Violent video games influencing children to become more violent adults is still a talking point decades after it has been disproven.

Suppose politicians had a point and there was a grain of truth in the idea that exposure to violent video games as children leads to violent adults.

Well, it’s a good thing one of the results of those 1993-94 congressional hearings was the formation of the Entertainment Software Ratings Board. According to its website, the video game industry nonprofit gives one of five category ratings based on the age-appropriateness of a game from Early Childhood to Adults Only.

Games with realistic violence and gore are rated Mature or higher.

The latter two ratings, Mature and the rarely-given Adults Only, prompt retailers to check the ID of anyone purchasing those games to see if they’re over 17.

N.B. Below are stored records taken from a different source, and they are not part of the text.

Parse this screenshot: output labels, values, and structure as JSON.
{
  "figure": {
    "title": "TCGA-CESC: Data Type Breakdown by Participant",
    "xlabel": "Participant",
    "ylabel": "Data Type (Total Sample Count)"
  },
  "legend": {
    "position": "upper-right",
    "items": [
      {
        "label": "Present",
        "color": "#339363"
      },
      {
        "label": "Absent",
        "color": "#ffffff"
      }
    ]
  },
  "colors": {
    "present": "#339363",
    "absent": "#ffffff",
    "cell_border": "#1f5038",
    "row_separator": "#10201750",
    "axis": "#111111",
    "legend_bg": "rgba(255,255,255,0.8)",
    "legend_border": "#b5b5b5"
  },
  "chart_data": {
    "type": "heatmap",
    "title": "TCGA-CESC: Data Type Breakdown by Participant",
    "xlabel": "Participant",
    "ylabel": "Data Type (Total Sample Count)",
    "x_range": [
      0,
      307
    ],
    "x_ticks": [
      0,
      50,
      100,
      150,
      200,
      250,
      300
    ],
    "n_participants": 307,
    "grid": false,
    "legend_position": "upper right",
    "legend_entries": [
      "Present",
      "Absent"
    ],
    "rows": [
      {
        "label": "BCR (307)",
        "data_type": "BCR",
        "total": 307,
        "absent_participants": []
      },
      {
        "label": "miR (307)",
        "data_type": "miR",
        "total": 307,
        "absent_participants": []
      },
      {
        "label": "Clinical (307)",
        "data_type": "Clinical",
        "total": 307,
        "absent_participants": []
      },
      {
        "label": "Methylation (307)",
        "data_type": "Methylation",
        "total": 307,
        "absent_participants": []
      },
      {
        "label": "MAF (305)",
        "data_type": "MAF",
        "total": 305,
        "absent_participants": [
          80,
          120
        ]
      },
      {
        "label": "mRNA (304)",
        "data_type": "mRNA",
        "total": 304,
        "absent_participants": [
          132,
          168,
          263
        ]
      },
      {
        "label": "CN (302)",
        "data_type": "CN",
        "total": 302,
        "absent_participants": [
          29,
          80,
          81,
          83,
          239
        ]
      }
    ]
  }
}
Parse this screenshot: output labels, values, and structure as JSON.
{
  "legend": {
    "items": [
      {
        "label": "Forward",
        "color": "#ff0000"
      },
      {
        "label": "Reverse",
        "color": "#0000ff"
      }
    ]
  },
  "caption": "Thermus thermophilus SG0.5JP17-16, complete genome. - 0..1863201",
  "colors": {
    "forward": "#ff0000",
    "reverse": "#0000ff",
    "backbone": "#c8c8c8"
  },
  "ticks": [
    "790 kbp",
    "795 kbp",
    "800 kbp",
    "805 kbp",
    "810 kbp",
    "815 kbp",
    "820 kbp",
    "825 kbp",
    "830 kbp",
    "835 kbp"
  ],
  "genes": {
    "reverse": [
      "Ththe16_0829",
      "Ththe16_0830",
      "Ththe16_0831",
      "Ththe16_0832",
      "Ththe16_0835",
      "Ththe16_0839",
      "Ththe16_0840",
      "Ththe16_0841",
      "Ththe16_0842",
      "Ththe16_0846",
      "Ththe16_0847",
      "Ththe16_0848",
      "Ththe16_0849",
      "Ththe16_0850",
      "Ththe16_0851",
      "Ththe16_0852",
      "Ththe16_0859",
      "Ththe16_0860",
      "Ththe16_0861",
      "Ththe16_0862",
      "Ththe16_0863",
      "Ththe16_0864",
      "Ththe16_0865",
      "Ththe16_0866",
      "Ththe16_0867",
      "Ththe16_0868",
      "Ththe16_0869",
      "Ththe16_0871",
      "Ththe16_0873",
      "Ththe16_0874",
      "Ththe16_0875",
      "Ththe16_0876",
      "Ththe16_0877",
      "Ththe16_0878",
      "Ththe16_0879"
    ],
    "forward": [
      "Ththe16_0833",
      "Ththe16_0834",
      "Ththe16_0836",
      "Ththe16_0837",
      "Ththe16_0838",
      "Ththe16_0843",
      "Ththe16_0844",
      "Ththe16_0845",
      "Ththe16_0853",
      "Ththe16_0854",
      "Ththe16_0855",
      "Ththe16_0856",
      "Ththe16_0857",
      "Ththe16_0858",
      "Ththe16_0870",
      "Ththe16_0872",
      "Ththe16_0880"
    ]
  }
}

This means anyone underage who accesses those games is either doing it through illicit means or more likely, having an adult buy those games for them.

In such cases, it’s not the video games at fault, it’s the adults.

But ultimately, the real issue is that violent video games are used as a scapegoat for the reality: how accessible guns are.

People should stop blaming violent video games every time a shooting happens because in the end, it just distracts from the reality of our violent nature. 

Hopefully, the argument will soon lose all credibility and we see anyone who uses it as a scapegoat for who they really are: people flinging around misinformation to obfuscate the truth.